Il 17 gennaio 1961, Lumumba era inviato nel Katanga, dove veniva torturato selvaggiamente prima di essere assassinato insieme ai suoi compagni Maurice M’Polo e Robert Okito.
Per nascondere ogni traccia dei crimini, un impiegato belga della Union Minière de Haut Katanga scioglieva i loro corpi nell’acido.
Quaranta anni dopo, nel 1999, il governo allora liberal-socialista-ecologista del Belgio costituiva una Commissione Parlamentare per “determinare le circostanze esatte dell’assassinio di Patrice Lumumba e l’eventuale coinvolgimento di responsabili belgi”.

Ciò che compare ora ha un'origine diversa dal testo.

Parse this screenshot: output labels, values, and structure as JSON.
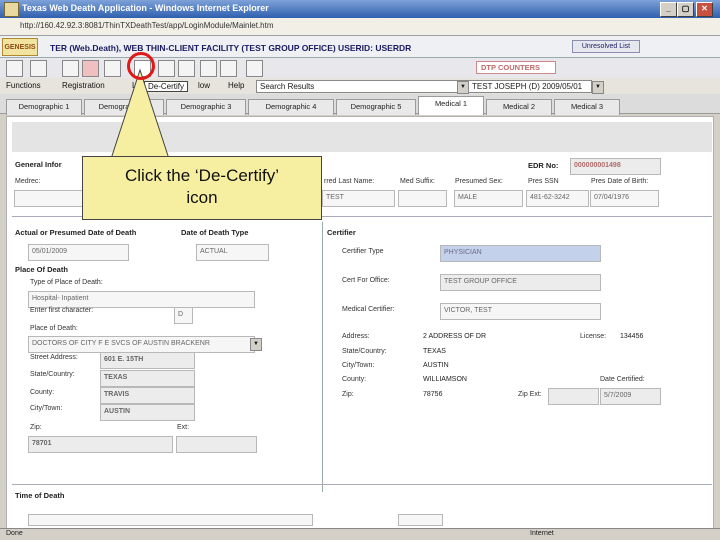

Nel 2002 la Commissione stabiliva:
“Si può affermare che il governo belga non ha avuto alcun rispetto per la sovranità del Congo (…) La secessione del Katanga non sarebbe stata possibile senza l’intervento della Union Minière de Haut Katanga che creò gruppi militari e paramilitari per difendere i suoi interessi nella lotta armata contro i partigiani armati di Lumumba (…) Per finanziare la politica contro il Governo di Lumumba, il Governo belga è ricorso a fondi segreti, alcuni approvati dal parlamento, altri no (…) Nessun documento o testimonianza nota dalla Commissione, permette di affermare che il governo belga o alcuni tra i suoi membri abbia ordinato eliminare fisicamente Lumumba ma certi membri del governo belga ed altri attori belgi hanno una responsabilità morale nelle circostanze che portarono alla morte di Lumumba.”
Poco o tanto?
Probabilmente per una monarchia era tanto.
Sicuramente per ristabilire la verità, era pochissimo.
Comunque, era assai meno di quanto ha dichiarato l’attuale re belga – giugno 2020 – che ha persino riconosciuto alcuni eccessi del nonno Leopoldo.
Certo: un non re difficilmente potrebbe definire 10-20 milioni di morti durante la sua gestione personale e la creazione di una situazione di guerra e sfruttamento al limite dell’incredibile che perdura fino ad ora, “alcuni eccessi del nonno”.
Enzo Jannacci cantava:
“E sempre allegri bisogna stare, che il nostro piangere fa male al re. Fa male al ricco e ai cardinali, diventan tristi se noi piangiam”.